Na mesma semana em que o governo federal anunciou o pacote de cortes de gastos para tentar demonstrar responsabilidade fiscal ao mercado, no Poder Judiciário foram aprovados dois benefícios poupudos para magistratura: o pagamento retroativo de licenças compensatórias para juízes federais e o restabelecimento do adicional por tempo de serviço (ATS), conhecido como “quinquênio”, para ministros do Superior Tribunal de Justiça e Tribunal Superior do Trabalho.

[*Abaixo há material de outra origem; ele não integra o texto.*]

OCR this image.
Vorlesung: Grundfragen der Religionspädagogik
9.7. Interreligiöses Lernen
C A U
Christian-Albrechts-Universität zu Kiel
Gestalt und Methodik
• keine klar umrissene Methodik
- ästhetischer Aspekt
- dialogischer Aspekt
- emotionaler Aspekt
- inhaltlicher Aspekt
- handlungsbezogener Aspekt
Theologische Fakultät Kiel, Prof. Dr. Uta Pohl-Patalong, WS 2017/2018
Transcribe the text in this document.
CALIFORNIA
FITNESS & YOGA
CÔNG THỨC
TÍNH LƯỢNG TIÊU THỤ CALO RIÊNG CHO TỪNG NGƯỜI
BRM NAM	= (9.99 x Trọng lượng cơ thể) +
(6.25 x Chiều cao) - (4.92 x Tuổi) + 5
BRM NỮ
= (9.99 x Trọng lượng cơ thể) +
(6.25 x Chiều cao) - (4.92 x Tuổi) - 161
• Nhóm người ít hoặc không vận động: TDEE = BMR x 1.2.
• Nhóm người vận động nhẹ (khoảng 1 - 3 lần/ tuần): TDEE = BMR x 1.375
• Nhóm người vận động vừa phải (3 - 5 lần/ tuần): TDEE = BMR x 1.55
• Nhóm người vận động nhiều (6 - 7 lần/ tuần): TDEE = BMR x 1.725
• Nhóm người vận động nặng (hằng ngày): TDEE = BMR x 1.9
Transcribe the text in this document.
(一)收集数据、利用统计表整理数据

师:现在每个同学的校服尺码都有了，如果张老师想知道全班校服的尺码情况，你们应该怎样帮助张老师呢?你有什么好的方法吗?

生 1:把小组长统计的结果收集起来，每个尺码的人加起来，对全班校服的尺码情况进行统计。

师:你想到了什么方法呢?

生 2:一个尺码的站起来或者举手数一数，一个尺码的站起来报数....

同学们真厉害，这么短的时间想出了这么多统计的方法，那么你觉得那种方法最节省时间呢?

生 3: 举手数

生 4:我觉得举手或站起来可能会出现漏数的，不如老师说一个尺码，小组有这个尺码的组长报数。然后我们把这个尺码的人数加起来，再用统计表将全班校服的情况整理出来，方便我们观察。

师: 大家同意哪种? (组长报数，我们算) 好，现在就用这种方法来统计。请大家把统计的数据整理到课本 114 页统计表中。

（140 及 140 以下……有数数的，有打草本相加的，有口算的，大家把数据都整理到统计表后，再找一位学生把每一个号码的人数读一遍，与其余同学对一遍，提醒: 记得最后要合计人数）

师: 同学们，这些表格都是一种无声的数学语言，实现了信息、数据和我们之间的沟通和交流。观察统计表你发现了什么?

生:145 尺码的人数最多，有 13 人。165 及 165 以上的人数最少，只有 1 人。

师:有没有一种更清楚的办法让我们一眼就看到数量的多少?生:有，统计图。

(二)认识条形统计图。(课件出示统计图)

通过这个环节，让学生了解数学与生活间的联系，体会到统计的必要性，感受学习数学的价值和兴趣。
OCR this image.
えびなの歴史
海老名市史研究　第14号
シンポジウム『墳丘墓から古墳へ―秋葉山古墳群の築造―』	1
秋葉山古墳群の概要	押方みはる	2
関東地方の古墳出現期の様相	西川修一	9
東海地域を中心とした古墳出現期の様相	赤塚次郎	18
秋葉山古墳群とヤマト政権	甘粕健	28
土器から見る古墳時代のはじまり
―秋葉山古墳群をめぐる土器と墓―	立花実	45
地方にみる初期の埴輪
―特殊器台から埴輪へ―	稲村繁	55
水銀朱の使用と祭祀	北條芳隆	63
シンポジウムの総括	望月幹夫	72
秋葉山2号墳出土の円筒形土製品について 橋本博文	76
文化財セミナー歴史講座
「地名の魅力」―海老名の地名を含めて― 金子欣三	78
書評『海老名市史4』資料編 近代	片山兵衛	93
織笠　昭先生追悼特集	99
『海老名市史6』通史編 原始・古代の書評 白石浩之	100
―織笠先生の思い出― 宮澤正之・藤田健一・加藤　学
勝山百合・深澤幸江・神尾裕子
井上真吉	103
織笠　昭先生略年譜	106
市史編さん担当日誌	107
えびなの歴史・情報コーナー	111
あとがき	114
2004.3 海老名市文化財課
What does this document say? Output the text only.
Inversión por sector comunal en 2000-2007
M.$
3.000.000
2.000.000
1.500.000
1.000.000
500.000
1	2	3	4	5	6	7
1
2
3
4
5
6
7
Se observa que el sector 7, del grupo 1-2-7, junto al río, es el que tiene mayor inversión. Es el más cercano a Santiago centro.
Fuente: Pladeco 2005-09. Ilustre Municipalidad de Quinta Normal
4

Em uma votação que durou apenas 128 segundos, o Conselho da Justiça Federal (CJF) aprovou o pagamento retroativo da “licença compensatória” para magistrados da Justiça Federal. O penduricalho tem como objetivo compensar atividades extraordinárias realizadas pelos magistrados de primeiro e segundo graus, como o acúmulo de funções administrativas e processuais. Com isso, esses juízes ou desembargadores têm direito a um dia de folga a cada três dias de trabalho, limitado à concessão de dez dias por mês. Considerando que o salário-base de um juiz federal é de 35.710 reais, cada juiz poderá receber cerca de 12 mil reais a mais por mês. Por se tratar de verba indenizatória, não há desconto de imposto de renda nem de contribuição previdenciária.
A retroatividade cobre quase dez meses, desde janeiro de 2023, quando o benefício foi regulamentado para o Ministério Público da União (MPU), até outubro, quando passou a valer para os magistrados.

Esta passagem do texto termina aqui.